In the Great Lakes Region the bog big three are Swamp Dragon (Arethusa bulbosa), Rose Pogonia (Pogonia ophioglossoides), and Grass-pink (Calopogon tuberosus). You can sometimes find all three in an undisturbed bog or fen. They are all sun-lovers and their colonies disappear if they become shaded. Swamp Dragon flowers first and Rose Pogonia is the last to flower but their blooming times overlap. I have seen Swamp Dragon and Grass-pink in flower on Memorial Day. Grass-pink and Rose Pogonia flower during July in the Upper Peninsula. Flowering time varies with the season, location, and genetics of the population.
I learned about Swamp Dragon as a boy from a Kodachrome slide my dad had taken. I saw my first one in 1974 during a family vacation to Michigan’s Keweenaw Peninsula. I jumped across a roadside ditch and over a dozen blooming plants.
I have found plants almost every year since then. They send up a single flower in late spring or early summer and the leaves develop just after the flower fades. A given population varies in size from year to year. One that I know in the eastern Upper Peninsula has fluctuated between 5 plants and 10,000 plants. Fred Case observed that individual plants are short lived, usually less than 5 years. If an early frost occurs, and plants fail to set seed for a couple of years in a row then the population drops.

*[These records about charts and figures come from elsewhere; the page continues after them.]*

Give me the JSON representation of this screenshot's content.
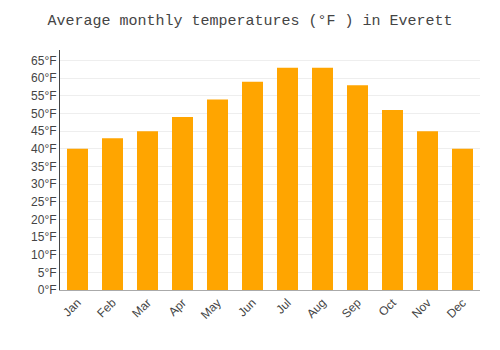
{
  "chart_data": {
    "type": "bar",
    "title": "Average monthly temperatures (°F ) in Everett",
    "categories": [
      "Jan",
      "Feb",
      "Mar",
      "Apr",
      "May",
      "Jun",
      "Jul",
      "Aug",
      "Sep",
      "Oct",
      "Nov",
      "Dec"
    ],
    "values": [
      40,
      43,
      45,
      49,
      54,
      59,
      63,
      63,
      58,
      51,
      45,
      40
    ],
    "color": "#FFA500",
    "ylim": [
      0,
      68
    ],
    "yticks": [
      {
        "value": 0,
        "label": "0°F"
      },
      {
        "value": 5,
        "label": "5°F"
      },
      {
        "value": 10,
        "label": "10°F"
      },
      {
        "value": 15,
        "label": "15°F"
      },
      {
        "value": 20,
        "label": "20°F"
      },
      {
        "value": 25,
        "label": "25°F"
      },
      {
        "value": 30,
        "label": "30°F"
      },
      {
        "value": 35,
        "label": "35°F"
      },
      {
        "value": 40,
        "label": "40°F"
      },
      {
        "value": 45,
        "label": "45°F"
      },
      {
        "value": 50,
        "label": "50°F"
      },
      {
        "value": 55,
        "label": "55°F"
      },
      {
        "value": 60,
        "label": "60°F"
      },
      {
        "value": 65,
        "label": "65°F"
      }
    ],
    "grid": true
  }
}
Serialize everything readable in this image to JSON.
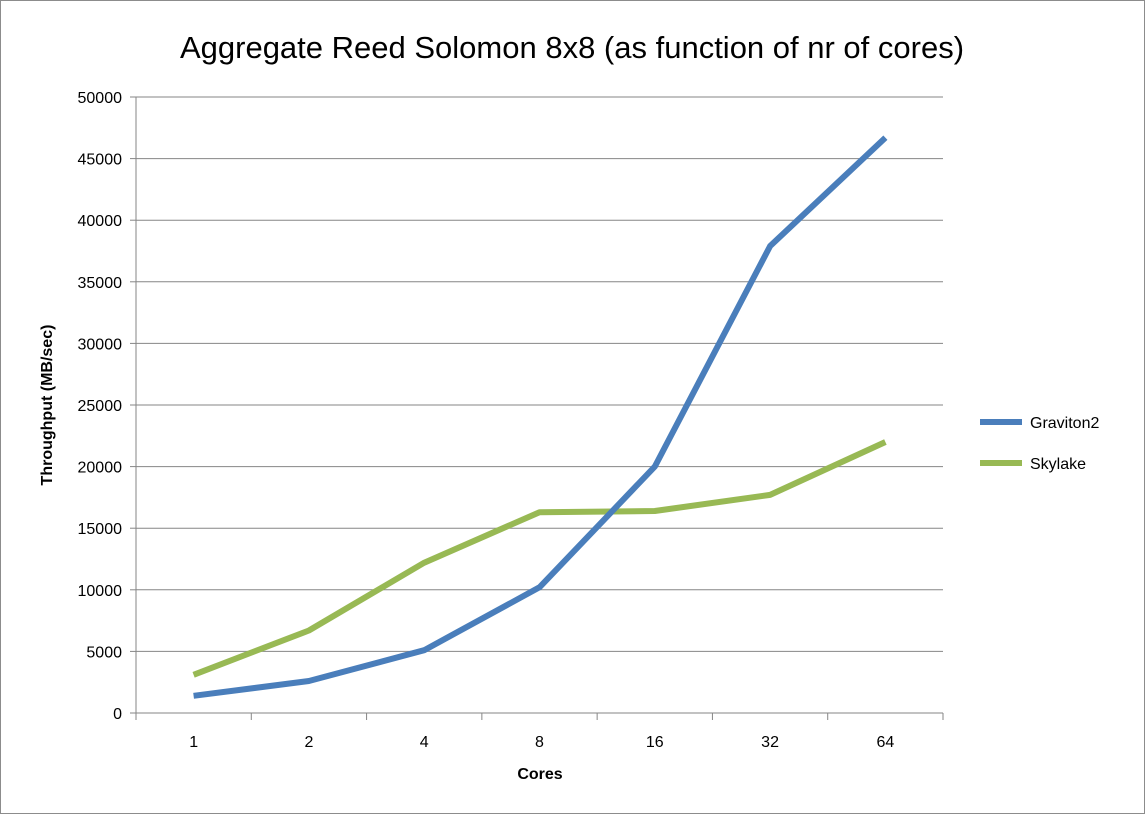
{
  "chart_data": {
    "type": "line",
    "title": "Aggregate Reed Solomon 8x8 (as function of nr of cores)",
    "xlabel": "Cores",
    "ylabel": "Throughput (MB/sec)",
    "categories": [
      "1",
      "2",
      "4",
      "8",
      "16",
      "32",
      "64"
    ],
    "ylim": [
      0,
      50000
    ],
    "yticks": [
      0,
      5000,
      10000,
      15000,
      20000,
      25000,
      30000,
      35000,
      40000,
      45000,
      50000
    ],
    "grid": true,
    "legend": "right",
    "series": [
      {
        "name": "Graviton2",
        "color": "#4a7ebb",
        "values": [
          1400,
          2600,
          5100,
          10200,
          20000,
          37900,
          46700
        ]
      },
      {
        "name": "Skylake",
        "color": "#98b954",
        "values": [
          3100,
          6700,
          12200,
          16300,
          16400,
          17700,
          22000
        ]
      }
    ]
  }
}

Morris and Eames in their classic Our Wild Orchids write, “To us it has always been, quite startling, a face watching and aware. We shall never forget the moment when our eyes first fell on its blossom in the lonely depths of a sphagnum bog.” I will always remember the first time I found this plant.I love this plant and currently have three colonies under annual observation. However, it is becoming rarer, because of habitat loss from invasive species such as Glossy Buckthorn (Frangula alnus)and wetland development.
Grass-pink is the largest of the bog big three. Under good conditions it can reach 60cm (2-feet) in height. It is normally easy to spot this plant. It is Michigan’s only non-respuinated orchid, meaning that the lip of the flower is uppermost. Other Michigan orchids have a 180-degree twist to the ovary. I find more Grass-pinks than Swamp Dragons. The Grass-pink populations fluctuate less than Swamp Dragons and are normally longer lived. I know of one station that my father photographed in the 1940s that still exists.
Rose Pogonia is the easiest member of the big three to find but it is not common. I don’t remember my first colony but it was probably the old station at Hart Lake in Bald Mountain Recreation Area that has since been overgrown. A tall plant of this species is 15cm (6-inches). It spreads by rootlets so when you find this plant there often are several hundred plants. It has a single leaf on the stem.
The big three are flowering now. Get out, get your feet wet, and have a look.